If you happened to visit the BRIDGE Center this past January, you’d have been greeted by a riot of color. For an entire month, the center was home to a vibrant display of boldly-patterned Kazakh costumes, artwork, tapestries and, most unusual of all, a yurt.
Co-sponsored by the BRIDGE Center, the International Center and the Kazakh cultural awareness group Kazakh-Aul, the exhibit brought the country’s rich cultural heritage to life through traditional dance, storytelling, art and food.
The opening ceremony drew a diverse crowd, including curious students from JWU and neighboring schools, parents of adopted Kazakh children and representatives from Kazakh-Aul.
While Kazakh tea and cookies were served, co-organizer Daniyar Baidaralin answered audience members’ questions and talked about the true beauty of this large, ethnically diverse country of more than 15 million people. Since Kazakhstan gained independence from the Soviets in 1991, the country has grown increasingly Westernized, urban and technologically savvy. At the same time, the ancient traditions still flourish. A small number of Kazakhs still live like semi-nomads; still others incorporate aspects of nomadic traditions into their largely modern lives.
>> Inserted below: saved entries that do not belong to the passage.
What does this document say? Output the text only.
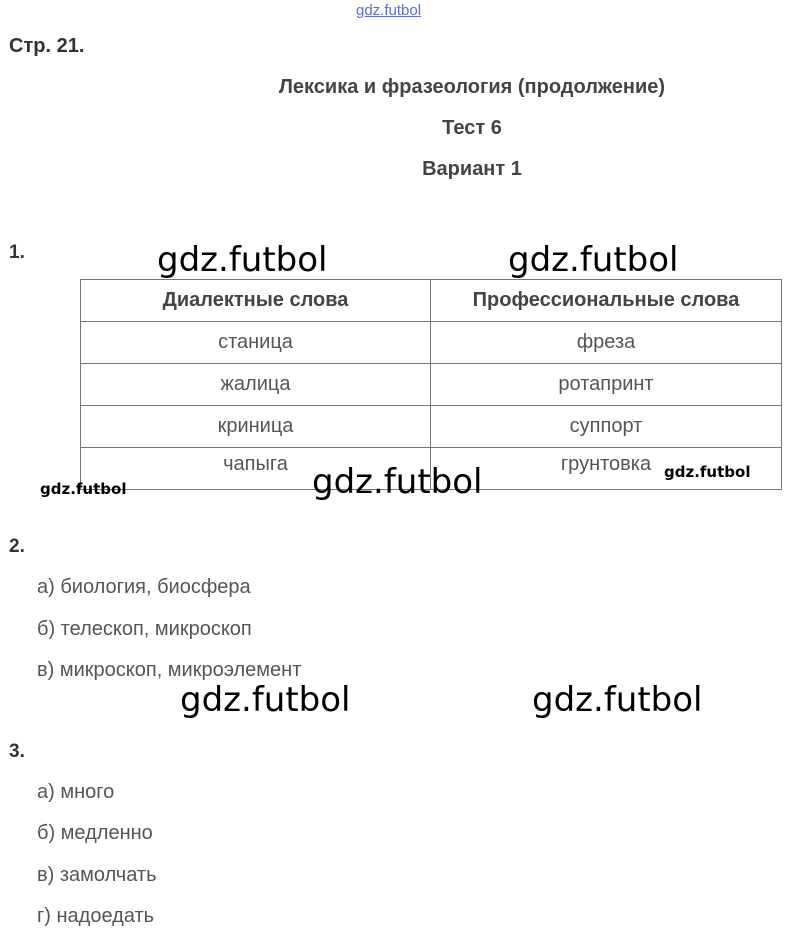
gdz.futbol
Стр. 21.
Лексика и фразеология (продолжение)
Тест 6
Вариант 1
1.
Диалектные слова	Профессиональные слова
станица	фреза
жалица	ротапринт
криница	суппорт
чапыга	грунтовка
gdz.futbol	gdz.futbol
gdz.futbol
gdz.futbol
gdz.futbol
2.
а) биология, биосфера
б) телескоп, микроскоп
в) микроскоп, микроэлемент
gdz.futbol	gdz.futbol
3.
а) много
б) медленно
в) замолчать
г) надоедать
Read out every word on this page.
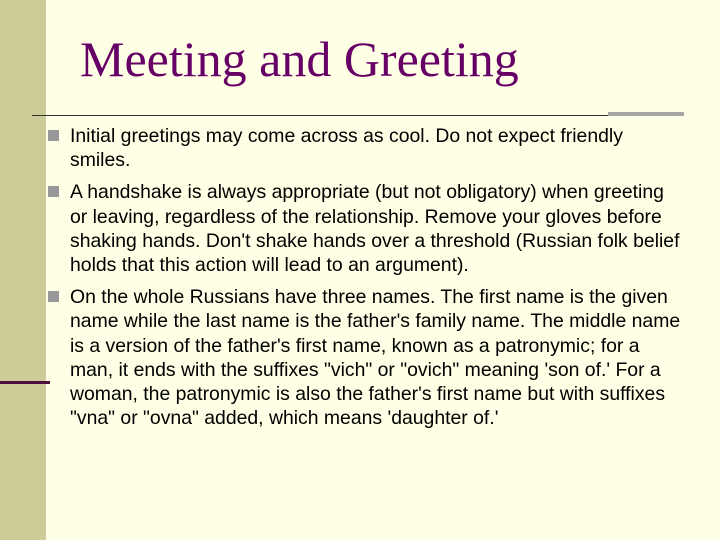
Meeting and Greeting
Initial greetings may come across as cool. Do not expect friendly smiles.
A handshake is always appropriate (but not obligatory) when greeting or leaving, regardless of the relationship. Remove your gloves before shaking hands. Don't shake hands over a threshold (Russian folk belief holds that this action will lead to an argument).
On the whole Russians have three names. The first name is the given name while the last name is the father's family name. The middle name is a version of the father's first name, known as a patronymic; for a man, it ends with the suffixes "vich" or "ovich" meaning 'son of.' For a woman, the patronymic is also the father's first name but with suffixes "vna" or "ovna" added, which means 'daughter of.'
Nomadic culture was deeply ingrained into the Kazakh lifestyle. Traditionally, the Kazakh people lived in traveling nomadic villages known as auls, moving with the seasons in search of greener pastures. The yurt was their mobile shelter. Made of lightweight wood and double-faced, felted wool, it was well-insulated from the elements, yet remained warm in winter and cool in summer. Both sturdy and portable, it could be quickly assembled and easily transported across the Central Asian steppes.
As Daniyar Baidaralin explained, the symbolic meaning of the yurt was incredibly complex: “Kazakhs view their world in a holistic manner. Each element of the whole contributes to a deeper level of understanding. As a symbol, the nomadic home exists within the greater and more powerful world of nature.”
For example, the yurt's physical structure echoed the three levels of the universe, with the walls (Kerege) representing the Lower world, where humans and animals live, and the dome structure (Uysks) representing the Middle world of the spirits. Lastly, the Shanyrak at the top symbolized the Upper world, a source of life energy and the highest spirit.